I write this as I sit by the carefully-controlled gas fireplace in my house, keeping the bitter January cold at bay. It's not lost on me that a subtle change in circumstance could render this fire destructive, rather than life-sustaining. It's properly contained for now. But absent those constraints?
The careful balance of oxygen, fuel, and heat can mean the difference between an out-of-control inferno and a civilizing, useful heat source.
Later this week I'm going on retreat to consider my own purpose and passions. As I prepare for that, I'm thinking about the spaces in my own life where that balance has been off or tilted, where there's been an overabundance or scarcity of fuel that's caused internal or external damage. What I want most is to use my own fire to sustain myself and others.
Oxygen
Abbot Lot came to Abbot Joseph and said: “Father, to the limit of my ability, I keep my little rule, my little fast, my prayer, meditation and contemplative silence; and to the limit of my ability, I work to cleanse my heart of thoughts; what more should I do?” The elder rose up in reply, and stretched out his hands to heaven, and his fingers became like ten lamps of fire. He said: “Why not be utterly changed into fire?”
~ Sayings of the Desert Fathers
At its essence, fire is a transformative process. From Prometheus stealing it from the gods, to the phoenix being reborn from its ashes, our deepest human memories of fire show us how elements brought together become something else. If I, then, can bring certain elements of my heart's fire together, can't I become someone else, someone more myself?
Fuel
In my former life as a pastor, there were some "big events" that demanded a response. The September 11th terrorist attacks, the Sandy Hook massacre, the Boston Marathon bombing. You'll notice those were all human-centered tragedies, resulting from the actions of particular persons aimed at others.
I never spoke directly to victims of environmental disasters, those things the insurance companies strangely call "acts of God." I've been through tornadoes, hurricanes, and nor'easters, but nothing like we saw recently with Hurricane Helene where entire sections of the map just seem to vanish in hours.

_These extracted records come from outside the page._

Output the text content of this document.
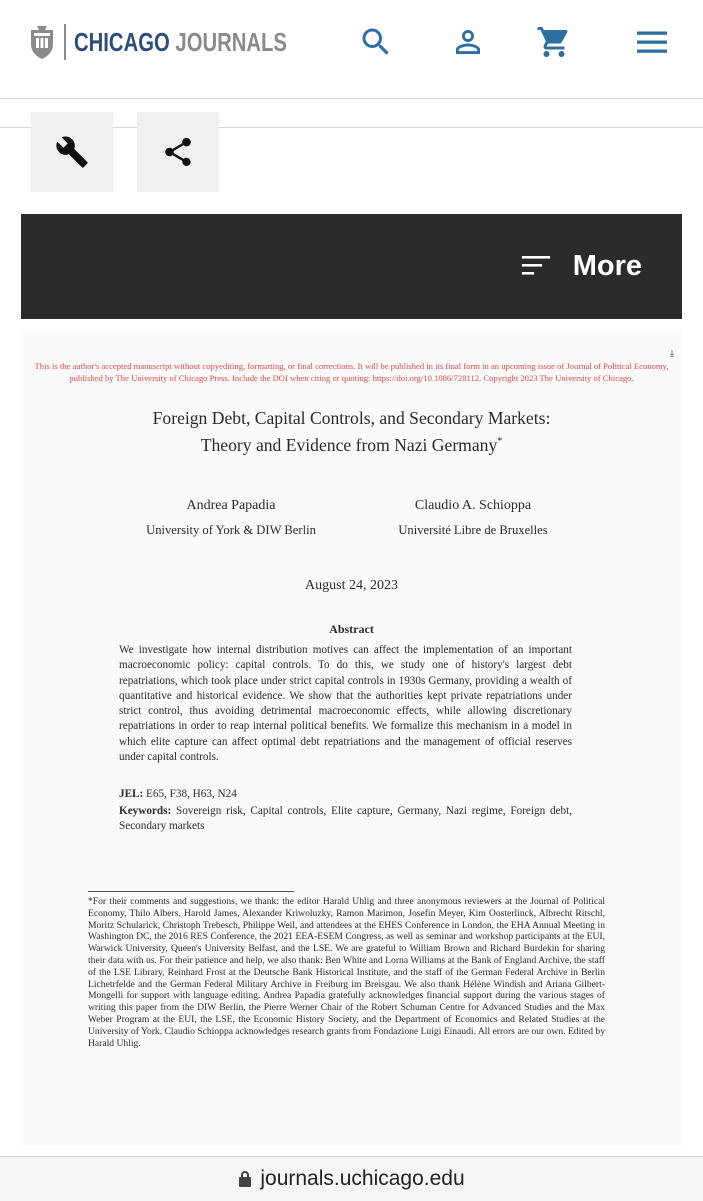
CHICAGO JOURNALS
More
This is the author's accepted manuscript without copyediting, formatting, or final corrections. It will be published in its final form in an upcoming issue of Journal of Political Economy, published by The University of Chicago Press. Include the DOI when citing or quoting: https://doi.org/10.1086/728112. Copyright 2023 The University of Chicago.
⤓
Foreign Debt, Capital Controls, and Secondary Markets:
Theory and Evidence from Nazi Germany*
Andrea Papadia
University of York & DIW Berlin
Claudio A. Schioppa
Université Libre de Bruxelles
August 24, 2023
Abstract
We investigate how internal distribution motives can affect the implementation of an important macroeconomic policy: capital controls. To do this, we study one of history's largest debt repatriations, which took place under strict capital controls in 1930s Germany, providing a wealth of quantitative and historical evidence. We show that the authorities kept private repatriations under strict control, thus avoiding detrimental macroeconomic effects, while allowing discretionary repatriations in order to reap internal political benefits. We formalize this mechanism in a model in which elite capture can affect optimal debt repatriations and the management of official reserves under capital controls.
JEL: E65, F38, H63, N24
Keywords: Sovereign risk, Capital controls, Elite capture, Germany, Nazi regime, Foreign debt, Secondary markets
*For their comments and suggestions, we thank: the editor Harald Uhlig and three anonymous reviewers at the Journal of Political Economy, Thilo Albers, Harold James, Alexander Kriwoluzky, Ramon Marimon, Josefin Meyer, Kim Oosterlinck, Albrecht Ritschl, Moritz Schularick, Christoph Trebesch, Philippe Weil, and attendees at the EHES Conference in London, the EHA Annual Meeting in Washington DC, the 2016 RES Conference, the 2021 EEA-ESEM Congress, as well as seminar and workshop participants at the EUI, Warwick University, Queen's University Belfast, and the LSE. We are grateful to William Brown and Richard Burdekin for sharing their data with us. For their patience and help, we also thank: Ben White and Lorna Williams at the Bank of England Archive, the staff of the LSE Library, Reinhard Frost at the Deutsche Bank Historical Institute, and the staff of the German Federal Archive in Berlin Lichetrfelde and the German Federal Military Archive in Freiburg im Breisgau. We also thank Hélène Windish and Ariana Gilbert-Mongelli for support with language editing. Andrea Papadia gratefully acknowledges financial support during the various stages of writing this paper from the DIW Berlin, the Pierre Werner Chair of the Robert Schuman Centre for Advanced Studies and the Max Weber Program at the EUI, the LSE, the Economic History Society, and the Department of Economics and Related Studies at the University of York. Claudio Schioppa acknowledges research grants from Fondazione Luigi Einaudi. All errors are our own. Edited by Harald Uhlig.
journals.uchicago.edu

A memory surfaced this week from a high school English class, describing the three typical conflicts you find in literature: human vs human; human vs self; human vs Nature. Of course back then it was "man vs." But something always struck me about how nature was capitalized, as an entity or force with personality. Almost a substitute or equal with God, if God were a force that made us suffer.
When Nature engulfs us, through flame, through flood, through fury, how should we respond? How do we contain such events, both in their external effects, and in what they do to our spirits?
When Nature is the "victor" of the "man vs" - and it almost always is - then the conflicts we need to address the most are those between and within us. And once we do, we might realize that none of these conflicts are zero-sum, despite how we present them to ourselves.
Heat
Philosopher Andrew Taggart sees the "life design" practices of folks like Jack Dorsey, the former Twitter founder - one of what he calls Silicon Valley "secular monks" - as fundamentally about containing fear and desire so as not to become enslaved to others. Do you have practices you use that you say are about one thing, but really about something else? In other words, where in your life are you trying to control circumstances and contain your fears, instead of opening yourself to a deeper experience of reality?